The economics professor at the University of Athens, who announced his appointment as the country’s finance minister in a posting on his personal blog on Tuesday, has been arguing since the beginning of the crisis that Greece should default while staying a member of the euro area. As well as on his website, Varoufakis shares his opinions with 128,000 Twitter followers.
Greece should have never joined the euro area, but now that it’s in, a departure would be like falling from a cliff, he said. “The last line in Hotel California explains where we are: you can check out any time, but you can never leave,” he told Bloomberg Radio in May 2012.

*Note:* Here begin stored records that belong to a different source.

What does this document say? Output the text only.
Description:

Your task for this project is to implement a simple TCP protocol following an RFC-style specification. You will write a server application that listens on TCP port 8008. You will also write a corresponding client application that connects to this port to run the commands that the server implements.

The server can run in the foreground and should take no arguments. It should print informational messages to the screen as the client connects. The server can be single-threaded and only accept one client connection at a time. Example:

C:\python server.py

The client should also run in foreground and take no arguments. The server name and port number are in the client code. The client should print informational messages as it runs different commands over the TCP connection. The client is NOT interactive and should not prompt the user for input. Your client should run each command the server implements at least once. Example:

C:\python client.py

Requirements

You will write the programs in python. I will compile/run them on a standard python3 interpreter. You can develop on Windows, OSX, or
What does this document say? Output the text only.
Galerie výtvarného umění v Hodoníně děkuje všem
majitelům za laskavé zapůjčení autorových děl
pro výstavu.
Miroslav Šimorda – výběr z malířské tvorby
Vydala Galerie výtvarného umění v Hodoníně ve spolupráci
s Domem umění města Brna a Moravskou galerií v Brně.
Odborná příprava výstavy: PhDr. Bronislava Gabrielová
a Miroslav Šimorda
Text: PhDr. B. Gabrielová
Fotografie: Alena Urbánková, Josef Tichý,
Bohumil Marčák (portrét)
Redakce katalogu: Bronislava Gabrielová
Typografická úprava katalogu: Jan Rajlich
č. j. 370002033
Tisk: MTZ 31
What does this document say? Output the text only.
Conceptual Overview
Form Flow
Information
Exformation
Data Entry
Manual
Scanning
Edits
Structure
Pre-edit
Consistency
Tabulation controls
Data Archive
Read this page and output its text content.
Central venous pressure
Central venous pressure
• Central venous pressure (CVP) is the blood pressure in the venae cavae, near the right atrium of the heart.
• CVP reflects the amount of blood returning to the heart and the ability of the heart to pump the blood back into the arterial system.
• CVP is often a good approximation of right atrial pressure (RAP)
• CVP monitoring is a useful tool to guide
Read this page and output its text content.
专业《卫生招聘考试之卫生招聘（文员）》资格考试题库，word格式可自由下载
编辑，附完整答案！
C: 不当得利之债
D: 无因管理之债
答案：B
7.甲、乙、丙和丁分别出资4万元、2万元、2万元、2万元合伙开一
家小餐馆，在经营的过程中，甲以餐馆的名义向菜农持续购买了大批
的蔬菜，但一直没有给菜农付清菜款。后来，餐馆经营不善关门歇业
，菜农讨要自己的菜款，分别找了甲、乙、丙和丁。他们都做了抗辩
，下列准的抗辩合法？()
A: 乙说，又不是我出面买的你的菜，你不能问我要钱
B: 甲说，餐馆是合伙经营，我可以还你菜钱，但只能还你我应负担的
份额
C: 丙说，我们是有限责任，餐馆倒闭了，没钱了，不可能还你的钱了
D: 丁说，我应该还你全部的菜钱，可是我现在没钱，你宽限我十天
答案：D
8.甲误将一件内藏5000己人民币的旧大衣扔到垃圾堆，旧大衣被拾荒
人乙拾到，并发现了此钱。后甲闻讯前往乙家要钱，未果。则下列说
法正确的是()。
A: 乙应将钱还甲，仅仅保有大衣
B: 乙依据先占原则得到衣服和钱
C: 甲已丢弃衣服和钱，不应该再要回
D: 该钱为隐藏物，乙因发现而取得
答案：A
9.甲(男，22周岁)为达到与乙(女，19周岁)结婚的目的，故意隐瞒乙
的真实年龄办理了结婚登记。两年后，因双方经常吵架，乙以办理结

Now he gets to take demands for a radically different approach to Greece to European capitals as the new government in Athens tries to implement its pre-election pledges.
At the core of them is to rewrite the agreements with the euro area and the International Monetary Fund for the country’s 240 billion-euro ($271 billion) financial rescue program, though Syriza’s official party line is not to default.
“The problem with the bailout is that it wasn’t really a bailout,” Varoufakis, 53, said in a Bloomberg Television interview on Jan 26. “It was an extend and pretend, it was a vicious cycle, a debt-deflationary trap, which not only destroyed our social economy but also showed that the cost of our so-called bailout for the average German, the average Italian, the average Slovak was maximized.”